Simplification of Modulo formula

Question

I believe that this:

$$(5^3 \mod{57})^5 \mod{57}$$

is the same as:

$$(5^3)^5 \mod{57}$$

But what is the logic of this simplification?

Answer 1

Indeed it is, yes. The logic is that taking modulo can be exchanged with multiplication, i.e. $$a \cdot b \mod{c} = (a \mod{c}) \cdot (b \mod{c}) \mod{c}$$ for all $a,b,c$.

This claim can be proven for example using Euclidean division. Then applying this result multiple times, one can show through induction that it also holds for powers.

edit due to the comment: Let's first assume the identity above is true. Now to apply it to your problem, we use it multiple times: What you want to show is that $$(5^3 \mod{57})^5 \mod{57} = (5^3)^5 \mod{57}.$$

For that, we first look at the left hand side: $$(5^3 \mod{57})^5 \mod{57}$$ $$= \left[(5^3 \mod{57})\cdot (5^3 \mod{57})\cdot (5^3 \mod{57})\cdot (5^3 \mod{57})\cdot (5^3 \mod{57})\right]\mod{57}$$

Now applying the above formula multiple times (reading it from right to left), we can draw this together to be $$(5^3 \cdot 5^3 \cdot 5^3 \cdot 5^3 \cdot 5^3) \mod{57}$$ which is simply $$(5^3)^5 \mod{57}.$$

Just in case, also some ideas on how to prove the identity: Let $a,b,c$ be integers.
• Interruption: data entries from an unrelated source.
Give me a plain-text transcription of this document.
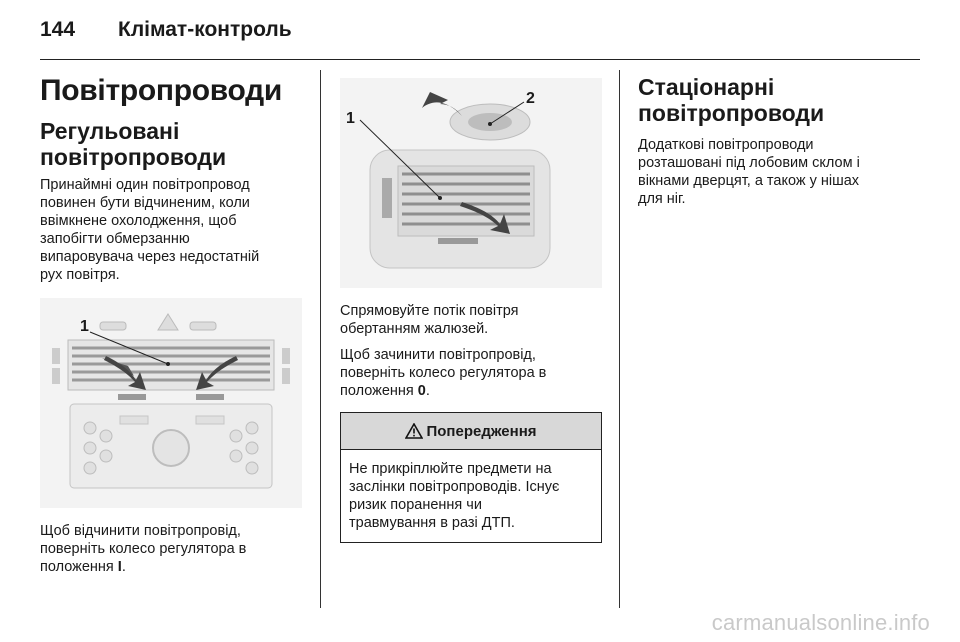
144 Клімат-контроль
Повітропроводи
Регульовані
повітропроводи

Принаймні один повітропровод
повинен бути відчиненим, коли
ввімкнене охолодження, щоб
запобігти обмерзанню
випаровувача через недостатній
рух повітря.

1

Щоб відчинити повітропровід,
поверніть колесо регулятора в
положення I.

1
2

Спрямовуйте потік повітря
обертанням жалюзей.

Щоб зачинити повітропровід,
поверніть колесо регулятора в
положення 0.

Попередження
Не прикріплюйте предмети на
заслінки повітропроводів. Існує
ризик поранення чи
травмування в разі ДТП.
Стаціонарні
повітропроводи

Додаткові повітропроводи
розташовані під лобовим склом і
вікнами дверцят, а також у нішах
для ніг.

carmanualsonline.info
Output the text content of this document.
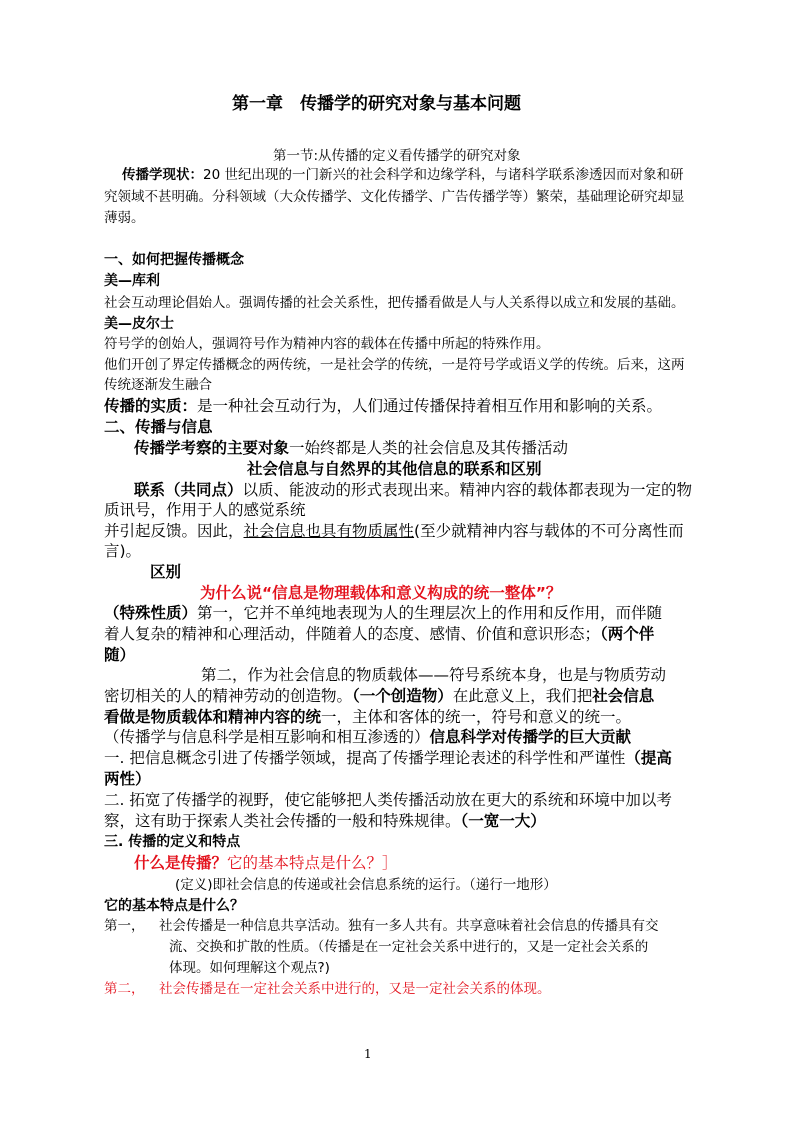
第一章　传播学的研究对象与基本问题
第一节:从传播的定义看传播学的研究对象
传播学现状：20 世纪出现的一门新兴的社会科学和边缘学科，与诸科学联系渗透因而对象和研
究领域不甚明确。分科领域（大众传播学、文化传播学、广告传播学等）繁荣，基础理论研究却显
薄弱。
一、如何把握传播概念
美—库利
社会互动理论倡始人。强调传播的社会关系性，把传播看做是人与人关系得以成立和发展的基础。
美—皮尔士
符号学的创始人，强调符号作为精神内容的载体在传播中所起的特殊作用。
他们开创了界定传播概念的两传统，一是社会学的传统，一是符号学或语义学的传统。后来，这两
传统逐渐发生融合
传播的实质：是一种社会互动行为，人们通过传播保持着相互作用和影响的关系。
二、传播与信息
传播学考察的主要对象一始终都是人类的社会信息及其传播活动
社会信息与自然界的其他信息的联系和区别
联系（共同点）以质、能波动的形式表现出来。精神内容的载体都表现为一定的物
质讯号，作用于人的感觉系统
并引起反馈。因此，社会信息也具有物质属性(至少就精神内容与载体的不可分离性而
言)。
区别
为什么说“信息是物理载体和意义构成的统一整体”？
（特殊性质）第一，它并不单纯地表现为人的生理层次上的作用和反作用，而伴随
着人复杂的精神和心理活动，伴随着人的态度、感情、价值和意识形态；（两个伴
随）
第二，作为社会信息的物质载体——符号系统本身，也是与物质劳动
密切相关的人的精神劳动的创造物。（一个创造物）在此意义上，我们把社会信息
看做是物质载体和精神内容的统一，主体和客体的统一，符号和意义的统一。
（传播学与信息科学是相互影响和相互渗透的）信息科学对传播学的巨大贡献
一. 把信息概念引进了传播学领域，提高了传播学理论表述的科学性和严谨性（提高
两性）
二. 拓宽了传播学的视野，使它能够把人类传播活动放在更大的系统和环境中加以考
察，这有助于探索人类社会传播的一般和特殊规律。（一宽一大）
三. 传播的定义和特点
什么是传播？它的基本特点是什么？］
(定义)即社会信息的传递或社会信息系统的运行。（递行一地形）
它的基本特点是什么？
第一， 社会传播是一种信息共享活动。独有一多人共有。共享意味着社会信息的传播具有交
流、交换和扩散的性质。（传播是在一定社会关系中进行的，又是一定社会关系的
体现。如何理解这个观点?)
第二， 社会传播是在一定社会关系中进行的，又是一定社会关系的体现。
1
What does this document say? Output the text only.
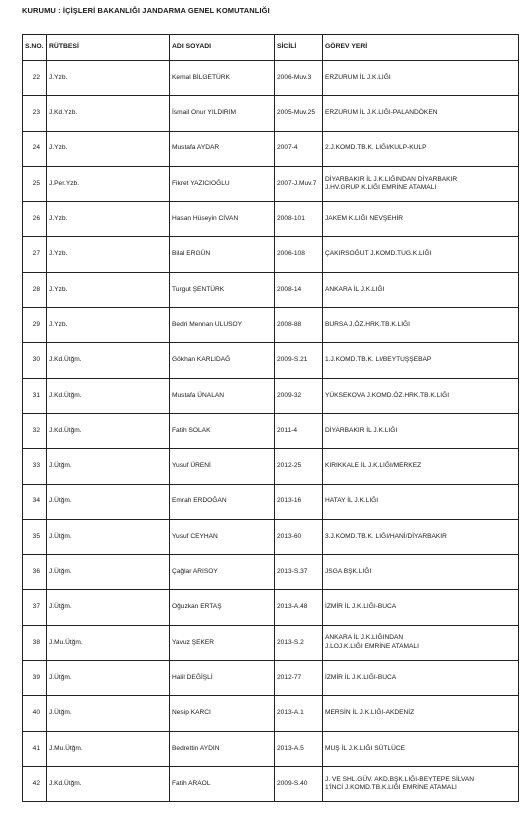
KURUMU : İÇİŞLERİ BAKANLIĞI JANDARMA GENEL KOMUTANLIĞI
S.NO.	RÜTBESİ	ADI SOYADI	SİCİLİ	GÖREV YERİ
22	J.Yzb.	Kemal BİLGETÜRK	2006-Muv.3	ERZURUM İL J.K.LIĞI
23	J.Kd.Yzb.	İsmail Onur YILDIRIM	2005-Muv.25	ERZURUM İL J.K.LIĞI-PALANDÖKEN
24	J.Yzb.	Mustafa AYDAR	2007-4	2.J.KOMD.TB.K. LIĞI/KULP-KULP
25	J.Per.Yzb.	Fikret YAZICIOĞLU	2007-J.Muv.7	DİYARBAKIR İL J.K.LIĞINDAN DİYARBAKIR
J.HV.GRUP K.LIĞI EMRİNE ATAMALI
26	J.Yzb.	Hasan Hüseyin CİVAN	2008-101	JAKEM K.LIĞI NEVŞEHİR
27	J.Yzb.	Bilal ERGÜN	2006-108	ÇAKIRSOĞUT J.KOMD.TUG.K.LIĞI
28	J.Yzb.	Turgut ŞENTÜRK	2008-14	ANKARA İL J.K.LIĞI
29	J.Yzb.	Bedri Mennan ULUSOY	2008-88	BURSA J.ÖZ.HRK.TB.K.LIĞI
30	J.Kd.Ütğm.	Gökhan KARLIDAĞ	2009-S.21	1.J.KOMD.TB.K. LI/BEYTUŞŞEBAP
31	J.Kd.Ütğm.	Mustafa ÜNALAN	2009-32	YÜKSEKOVA J.KOMD.ÖZ.HRK.TB.K.LIĞI
32	J.Kd.Ütğm.	Fatih SOLAK	2011-4	DİYARBAKIR İL J.K.LIĞI
33	J.Ütğm.	Yusuf ÜRENİ	2012-25	KIRIKKALE İL J.K.LIĞI/MERKEZ
34	J.Ütğm.	Emrah ERDOĞAN	2013-16	HATAY İL J.K.LIĞI
35	J.Ütğm.	Yusuf CEYHAN	2013-60	3.J.KOMD.TB.K. LIĞI/HANİ/DİYARBAKIR
36	J.Ütğm.	Çağlar ARISOY	2013-S.37	JSGA BŞK.LIĞI
37	J.Ütğm.	Oğuzkan ERTAŞ	2013-A.48	İZMİR İL J.K.LIĞI-BUCA
38	J.Mu.Ütğm.	Yavuz ŞEKER	2013-S.2	ANKARA İL J.K.LIĞINDAN
J.LOJ.K.LIĞI EMRİNE ATAMALI
39	J.Ütğm.	Halil DEĞİŞLİ	2012-77	İZMİR İL J.K.LIĞI-BUCA
40	J.Ütğm.	Nesip KARCI	2013-A.1	MERSİN İL J.K.LIĞI-AKDENİZ
41	J.Mu.Ütğm.	Bedrettin AYDIN	2013-A.5	MUŞ İL J.K.LIĞI SÜTLÜCE
42	J.Kd.Ütğm.	Fatih ARAOL	2009-S.40	J. VE SHL.GÜV. AKD.BŞK.LIĞI-BEYTEPE SİLVAN
1'İNCİ J.KOMD.TB.K.LIĞI EMRİNE ATAMALI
Write $a = rc + (a\mod{c})$ for some $r$ and $b = sc + (b\mod{c})$ for some $s$. That such integers $r,s$ exist is basically the definition of modulo. Now we can compute $$a\cdot b = (rc + (a\mod{c})) (\cdot sc + (b\mod{c}))$$ $$ = rsc^2 + (a\mod{c})c + (b\mod{c})c + (a\mod{c})(b\mod{c}).$$ If we now look at it mod $c$, you will notice that all but the last term contain a $c$ as a factor, so they all cancel out mod $c$. What is left is then exactly the identity.

Answer 2

In general, $$(a^b)^c=a^{bc}$$ and not $$a^{b^c}=(a^b)^c$$

Similarly for modular arithmetic.

So, $$(5^3)^5\equiv5^{3\cdot5}\pmod{57}$$

Now as $57=3\cdot19,$ we should find $5^{15}\pmod3,5^{15}\pmod{19}$ separately.

Then apply Chinese Remainder Theorem.